2. “They were still a band? Whatever.”
3. And perhaps, most interestingly, “I used to love them, but I stopped listening after [fill in the blank here].” Pull out “Murmur,” which no proper R.E.M. fan will ever tear asunder.
The dirty truth about R.E.M., something that even their most avid fans would have to admit, is that the band had failed to steer the conversation for some time now. Maybe the last time the group seemed culturally relevant was with “What’s the Frequency, Kenneth?” No matter what your feelings were about 1994’s “Monster,” which is when R.E.M. made its grabbiest bid for stardom, the biggest song off the album should always be rewarded for lodging a catchphrase with one of the strangest origins ever into the public consciousness. To refresh your memory, “Kenneth, what is the frequency?” is taken from Dan Rather’s account of being attacked in Manhattan by two well-dressed men who repeatedly asked this question while punching and kicking at the stupefied newscaster.

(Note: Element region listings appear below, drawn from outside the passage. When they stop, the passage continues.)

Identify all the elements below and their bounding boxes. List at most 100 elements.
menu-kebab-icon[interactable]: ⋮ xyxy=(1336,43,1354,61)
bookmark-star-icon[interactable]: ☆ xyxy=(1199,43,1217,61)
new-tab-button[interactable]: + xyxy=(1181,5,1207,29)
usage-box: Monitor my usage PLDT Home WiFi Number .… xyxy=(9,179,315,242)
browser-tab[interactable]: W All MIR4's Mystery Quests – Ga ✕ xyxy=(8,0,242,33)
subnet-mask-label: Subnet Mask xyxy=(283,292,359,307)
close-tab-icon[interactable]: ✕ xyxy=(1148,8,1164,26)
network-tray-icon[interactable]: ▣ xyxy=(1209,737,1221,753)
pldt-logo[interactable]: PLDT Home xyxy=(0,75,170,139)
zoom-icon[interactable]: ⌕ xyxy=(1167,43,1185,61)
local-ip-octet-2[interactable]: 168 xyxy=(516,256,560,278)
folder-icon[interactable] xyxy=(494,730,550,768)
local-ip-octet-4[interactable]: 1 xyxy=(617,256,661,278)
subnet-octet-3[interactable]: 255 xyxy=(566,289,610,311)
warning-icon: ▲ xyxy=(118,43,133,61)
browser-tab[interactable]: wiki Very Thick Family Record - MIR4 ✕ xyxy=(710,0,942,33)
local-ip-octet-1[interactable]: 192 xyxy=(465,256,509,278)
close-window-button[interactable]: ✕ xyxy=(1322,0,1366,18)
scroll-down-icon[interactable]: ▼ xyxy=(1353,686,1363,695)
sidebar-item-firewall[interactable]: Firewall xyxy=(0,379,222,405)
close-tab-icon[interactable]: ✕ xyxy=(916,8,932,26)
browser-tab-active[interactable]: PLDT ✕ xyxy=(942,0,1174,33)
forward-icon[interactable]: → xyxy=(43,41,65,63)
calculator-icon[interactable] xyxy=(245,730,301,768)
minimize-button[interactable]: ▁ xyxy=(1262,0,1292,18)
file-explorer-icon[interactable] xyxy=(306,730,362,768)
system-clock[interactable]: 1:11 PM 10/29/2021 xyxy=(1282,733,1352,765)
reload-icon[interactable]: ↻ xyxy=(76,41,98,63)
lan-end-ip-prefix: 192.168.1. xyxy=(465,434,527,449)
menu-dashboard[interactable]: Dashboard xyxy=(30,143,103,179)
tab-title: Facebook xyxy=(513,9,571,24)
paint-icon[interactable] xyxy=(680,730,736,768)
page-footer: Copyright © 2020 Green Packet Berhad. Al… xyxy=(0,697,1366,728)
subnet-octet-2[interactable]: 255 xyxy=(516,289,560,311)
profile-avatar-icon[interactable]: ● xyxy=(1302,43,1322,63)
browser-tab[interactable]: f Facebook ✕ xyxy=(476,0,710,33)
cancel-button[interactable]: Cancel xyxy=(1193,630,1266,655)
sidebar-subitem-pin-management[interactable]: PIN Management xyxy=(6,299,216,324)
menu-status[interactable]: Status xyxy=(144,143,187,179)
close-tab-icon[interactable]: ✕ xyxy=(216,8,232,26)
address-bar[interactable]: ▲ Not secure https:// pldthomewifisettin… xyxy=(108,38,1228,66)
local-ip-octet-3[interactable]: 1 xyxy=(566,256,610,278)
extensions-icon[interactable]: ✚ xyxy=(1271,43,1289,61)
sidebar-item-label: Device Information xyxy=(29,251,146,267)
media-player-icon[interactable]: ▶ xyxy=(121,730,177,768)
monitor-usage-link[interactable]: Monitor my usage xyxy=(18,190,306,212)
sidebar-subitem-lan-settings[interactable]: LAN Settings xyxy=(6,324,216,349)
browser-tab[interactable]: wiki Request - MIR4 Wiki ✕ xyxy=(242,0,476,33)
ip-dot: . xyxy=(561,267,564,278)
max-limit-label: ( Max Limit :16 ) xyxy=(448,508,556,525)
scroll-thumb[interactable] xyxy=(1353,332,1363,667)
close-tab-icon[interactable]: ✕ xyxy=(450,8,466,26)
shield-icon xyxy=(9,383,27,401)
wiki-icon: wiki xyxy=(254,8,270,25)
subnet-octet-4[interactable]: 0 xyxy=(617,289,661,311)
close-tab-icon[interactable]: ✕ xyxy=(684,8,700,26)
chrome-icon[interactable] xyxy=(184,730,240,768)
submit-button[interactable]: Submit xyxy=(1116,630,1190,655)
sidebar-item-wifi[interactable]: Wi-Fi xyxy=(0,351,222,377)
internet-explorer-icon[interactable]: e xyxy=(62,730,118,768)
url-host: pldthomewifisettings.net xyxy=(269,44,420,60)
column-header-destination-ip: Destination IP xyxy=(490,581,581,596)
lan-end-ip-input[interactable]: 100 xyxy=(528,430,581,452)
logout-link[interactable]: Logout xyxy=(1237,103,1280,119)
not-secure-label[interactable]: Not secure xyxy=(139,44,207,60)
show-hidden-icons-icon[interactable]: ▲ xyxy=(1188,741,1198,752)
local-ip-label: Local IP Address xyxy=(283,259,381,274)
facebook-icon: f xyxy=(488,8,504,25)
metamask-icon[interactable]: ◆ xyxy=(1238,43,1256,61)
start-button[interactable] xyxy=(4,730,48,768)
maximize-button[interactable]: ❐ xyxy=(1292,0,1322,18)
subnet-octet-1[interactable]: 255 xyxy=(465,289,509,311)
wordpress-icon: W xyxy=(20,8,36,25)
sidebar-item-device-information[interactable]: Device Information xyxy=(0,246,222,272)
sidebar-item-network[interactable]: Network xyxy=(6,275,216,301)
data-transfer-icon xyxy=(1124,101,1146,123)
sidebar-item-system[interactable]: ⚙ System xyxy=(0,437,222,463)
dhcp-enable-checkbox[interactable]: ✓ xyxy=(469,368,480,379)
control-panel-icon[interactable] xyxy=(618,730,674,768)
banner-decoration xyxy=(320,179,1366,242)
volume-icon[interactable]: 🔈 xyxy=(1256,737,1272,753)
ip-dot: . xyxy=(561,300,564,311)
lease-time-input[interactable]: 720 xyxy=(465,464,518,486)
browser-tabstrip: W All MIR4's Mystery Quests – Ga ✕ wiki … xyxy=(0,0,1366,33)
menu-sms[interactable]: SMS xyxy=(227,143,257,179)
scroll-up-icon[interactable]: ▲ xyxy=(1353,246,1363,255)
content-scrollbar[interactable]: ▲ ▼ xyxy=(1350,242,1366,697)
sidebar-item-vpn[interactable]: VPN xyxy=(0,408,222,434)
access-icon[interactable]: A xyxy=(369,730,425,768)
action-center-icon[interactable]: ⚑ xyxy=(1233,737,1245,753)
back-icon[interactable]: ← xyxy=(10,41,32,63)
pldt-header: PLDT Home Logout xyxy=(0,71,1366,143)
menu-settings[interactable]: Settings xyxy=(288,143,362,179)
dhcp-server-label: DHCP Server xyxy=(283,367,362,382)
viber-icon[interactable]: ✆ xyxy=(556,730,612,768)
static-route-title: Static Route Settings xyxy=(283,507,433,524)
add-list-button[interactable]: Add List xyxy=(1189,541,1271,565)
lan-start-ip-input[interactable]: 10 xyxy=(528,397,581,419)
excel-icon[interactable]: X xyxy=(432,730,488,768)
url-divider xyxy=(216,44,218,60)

The attackers were never caught and their motives never known.
Leave it to R.E.M. to create radio bait around such bizarre circumstances. When they were at their highest working order, R.E.M. was a band at once steeped in earthy, offbeat details but with a winning populist streak. With Michael Stipe’s poetic, often-cryptic lyrics and Peter Buck’s ringing guitar lines, the band leaves behind a legacy of radio hits, sleeper favorites, aged chestnuts, downright gaffes and beautifully conceived minor-chord odes. Here’s a list of 20 essential R.E.M. songs, completely subjective and by no means complete. Leave behind your own suggestions in the comments.
-- Margaret Wappler
“Radio-Free Europe”: The kicky, still-fresh single that eventually opened R.E.M.’s full-length 1983 debut, “Murmur.” In the video, Mike Mills looks as if he arrived to this Letterman gig on his skateboard. Check out Stipe’s luscious head of hair!
“Wolves, Lower”: From the 1982 debut EP “Chronic Town,” “Wolves” is nervously wound up around Stipe’s paranoid lyrics, Mills’ stalking bass lines and Buck’s picked Rickenbacker guitar that sounds friendly one minute and spooked the next.
“Gardening at Night”: Another from “Chronic Town,” this video shows the band members playing the song at their Rock and Roll Hall of Fame induction in 2007. “Gardening at Night” is still one of the catchiest guitar parts Buck ever came up with, an arpeggio-based loop that launched the mid-'80s jangle pop scene.
"Laughing": This "Murmur" track captures the band's post-punk leanings with the clattering opening drums and Mills' slithery bass line, but then it gives way to Buck's sun-dappled strumming.
“South Central Rain (I’m Sorry)”: At the time of R.E.M.’s Letterman performance, this song was too new to even have a title, but in a matter of a year or so, it appeared on “Reckoning” and became one of the band's quintessential songs, a country-tinged roamer built around Stipe’s plaintive chorus.